This hasn't been the best year for the banking industry so far. The domino effect of Silicon Valley Bank's collapse sent a panic through the industry, crushing many smaller regional banks and raising skepticism about the sustainability of many other larger banks and financial companies.

Charles Schwab (SCHW 0.13%) wasn't immune to this sentiment. The company saw its stock price drop more than 36% from January to early March. It's now down around 20% year to date, which actually is an improvement thanks to a single-day 12% jump after it released second-quarter earnings.

Infographic of Charles Schwab's Q2 2023 financials.

Image source: The Motley Fool.

On first look, there doesn't seem to be much reason for optimism. Interest revenue is down, total revenue is down, expenses are up, and net income is down -- just to name a few. However, it's all about perspective and the outlook, and that's seemingly going well.

The lagging financials didn't come as a surprise

A drop in revenue was all but inevitable. It was just a matter of how much. Charles Schwab's roughly $4.65 billion in revenue was down from last year's $5.1 billion, but it was more than the $4.61 billion analysts expected. Its $0.75 adjusted earnings per share (EPS) also beat expectations by $0.04. So, all things considered, it could've been worse.

A large part of the year-over-year (YOY) revenue drop can be attributed to a drop in net interest income, which was squeezed by more expensive deposits. Rising interest rates can be a double-edged sword: Charles Schwab can charge more for loan products, but it must also pay more interest on deposit accounts.
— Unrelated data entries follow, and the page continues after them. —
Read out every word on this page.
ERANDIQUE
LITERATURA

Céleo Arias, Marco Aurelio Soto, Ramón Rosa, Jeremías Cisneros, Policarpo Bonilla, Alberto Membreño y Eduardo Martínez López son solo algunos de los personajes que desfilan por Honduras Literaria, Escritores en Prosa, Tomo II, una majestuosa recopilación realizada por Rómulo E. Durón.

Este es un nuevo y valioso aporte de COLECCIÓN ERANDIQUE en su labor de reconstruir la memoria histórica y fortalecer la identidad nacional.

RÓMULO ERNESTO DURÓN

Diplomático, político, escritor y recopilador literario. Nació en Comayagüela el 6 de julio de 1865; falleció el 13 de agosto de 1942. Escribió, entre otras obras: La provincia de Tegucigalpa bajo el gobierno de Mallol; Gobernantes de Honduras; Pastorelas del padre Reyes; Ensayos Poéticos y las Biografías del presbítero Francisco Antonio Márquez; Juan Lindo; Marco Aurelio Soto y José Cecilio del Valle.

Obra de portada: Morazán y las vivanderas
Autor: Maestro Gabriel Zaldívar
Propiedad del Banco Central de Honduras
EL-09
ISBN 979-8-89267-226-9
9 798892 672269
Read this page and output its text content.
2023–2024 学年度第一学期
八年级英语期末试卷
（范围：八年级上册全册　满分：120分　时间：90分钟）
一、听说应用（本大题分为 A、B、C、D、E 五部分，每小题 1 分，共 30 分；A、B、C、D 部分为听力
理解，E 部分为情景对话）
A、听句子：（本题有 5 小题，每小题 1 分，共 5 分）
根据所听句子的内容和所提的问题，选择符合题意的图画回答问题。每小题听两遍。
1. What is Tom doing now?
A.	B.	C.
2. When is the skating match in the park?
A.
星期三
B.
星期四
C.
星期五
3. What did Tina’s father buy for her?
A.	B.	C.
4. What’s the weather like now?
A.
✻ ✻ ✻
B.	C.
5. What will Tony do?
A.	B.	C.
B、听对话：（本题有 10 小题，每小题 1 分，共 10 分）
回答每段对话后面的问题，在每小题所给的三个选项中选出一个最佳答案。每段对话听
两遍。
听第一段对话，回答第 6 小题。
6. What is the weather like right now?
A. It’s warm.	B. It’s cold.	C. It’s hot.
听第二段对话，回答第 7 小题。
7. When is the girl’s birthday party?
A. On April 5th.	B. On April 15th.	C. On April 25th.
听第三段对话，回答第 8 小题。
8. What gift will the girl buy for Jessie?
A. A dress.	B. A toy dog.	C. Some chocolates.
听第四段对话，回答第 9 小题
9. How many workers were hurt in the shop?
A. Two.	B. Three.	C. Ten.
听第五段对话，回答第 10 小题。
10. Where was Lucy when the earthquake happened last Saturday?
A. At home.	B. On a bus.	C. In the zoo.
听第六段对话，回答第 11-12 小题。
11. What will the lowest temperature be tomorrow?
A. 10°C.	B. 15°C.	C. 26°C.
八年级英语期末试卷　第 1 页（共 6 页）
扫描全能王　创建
The company paid an extra $845 million in deposit expenses largely because of rising interest rates.

Client assets are moving in the right direction

One cause for celebration from Charles Schwab's financials is the increase in asset management and administration fees. The $1.2 billion it made was up 11.5% YOY and 5% from Q1 2023. In Q2, the company brought in $52 billion in new net assets, increasing its 2023 total to $180 billion.

It also added close to a million new brokerage accounts, bringing total client assets to over $8 trillion across 34 million accounts. At a time when consumers have been skeptical of the banking industry, this reassures the company has offerings that remain attractive to investors.

This increase in asset management and administrative fees should help increase the company's revenue and hedge it against the cyclical nature of interest rate movements. Charles Schwab's bread and butter will continue to be interest income, but the diversification should help it with long-term sustainability.

Looking ahead from here

We can't predict how Charles Schwab's stock will move from here, but signs point to the company heading in the right direction. While the near-term drags have seemingly run their course, Charles Schwab is making progress in the metrics that could drive long-term growth, such as additional accounts and inflows of assets.

As an aside, Charles Schwab's Tier 1 leverage ratio -- which essentially measures a bank's financial stability and risk -- came in at 7.5% in Q2, up from 7.1% in Q1 and 6.4% in Q2 2022. Bank regulations state that a bank must have a minimum ratio of 6%. Its balance sheet may be a bit smaller than a year ago, but it's more stable and built to withstand the economic conditions the U.S. may experience in the near term.

Any quick short-term profits in the stock price probably are already over and done after the post-earnings surge. But the stock seems fairly valued for long-term investors. You may not want to invest a lump sum right now, but slowly building a stake seems like a good move.